A morte de seis soldados [“pequenos soldados”, como são carinhosamente chamados pela imprensa, em referência ao fato de que eram jovens de entre 16 e 20 anos] que se afogaram no rio Ilave, na região de Puno, a quase 4 mil metros acima do nível do mar, tem como únicos responsáveis os altos oficiais que, sem motivo e longe das ameaças maniqueístas de linchamento, deram a ordem para que os garotos atravessassem o rio levando todo o seu equipamento: mochilas, coletes à prova de balas, armas, mantimentos e outras pesadas bagagens.
Se para quem sabia nadar aquele peso exigia esforços extraordinários para chegar à outra margem, é fácil imaginar a angústia e o desespero de quem não sabia nadar e, após minutos de luta para se manter vivo, sucumbiu em águas geladas do Ilave.
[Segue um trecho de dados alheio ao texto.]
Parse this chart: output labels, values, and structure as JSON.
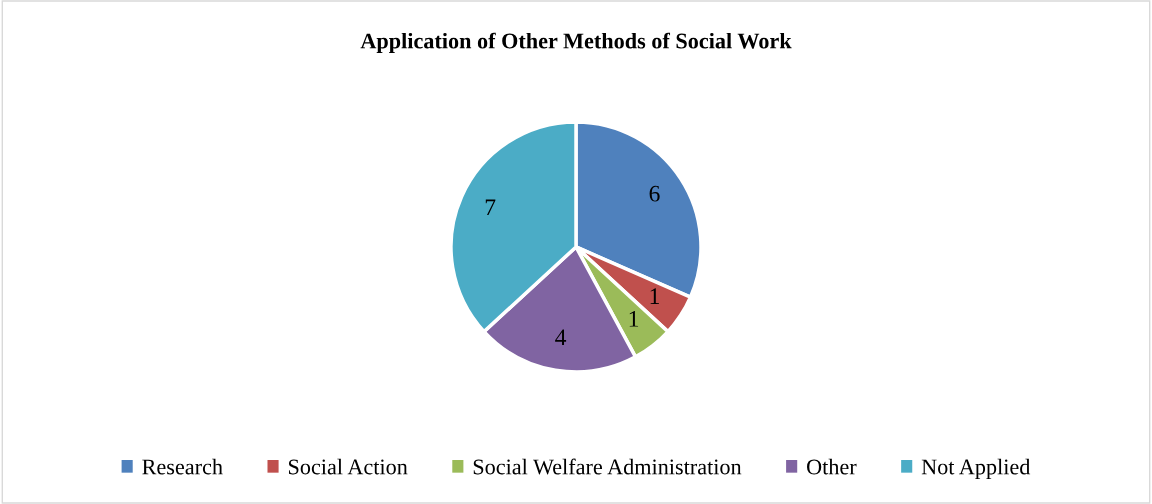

Com estas perdas, o Peru acumula quase 70 mortos na luta contra a ditadura civil-militar liderada pela marionete Dina Boluarte.
No Exército, a primeira coisa que se ensina é obedecer às ordens dos superiores “sem duvidar nem reclamar”. E foi isso que os soldados fizeram quando receberam ordem de atravessar o rio. Os oficiais, os “superiores”, não se importaram se eles sabiam nadar ou não. Para os soldados, era mais importante “obedecer”, como foi ensinado no quartel. Desobedecer ao “superior” era, para eles, um perigo maior do que a turbulência das águas do rio.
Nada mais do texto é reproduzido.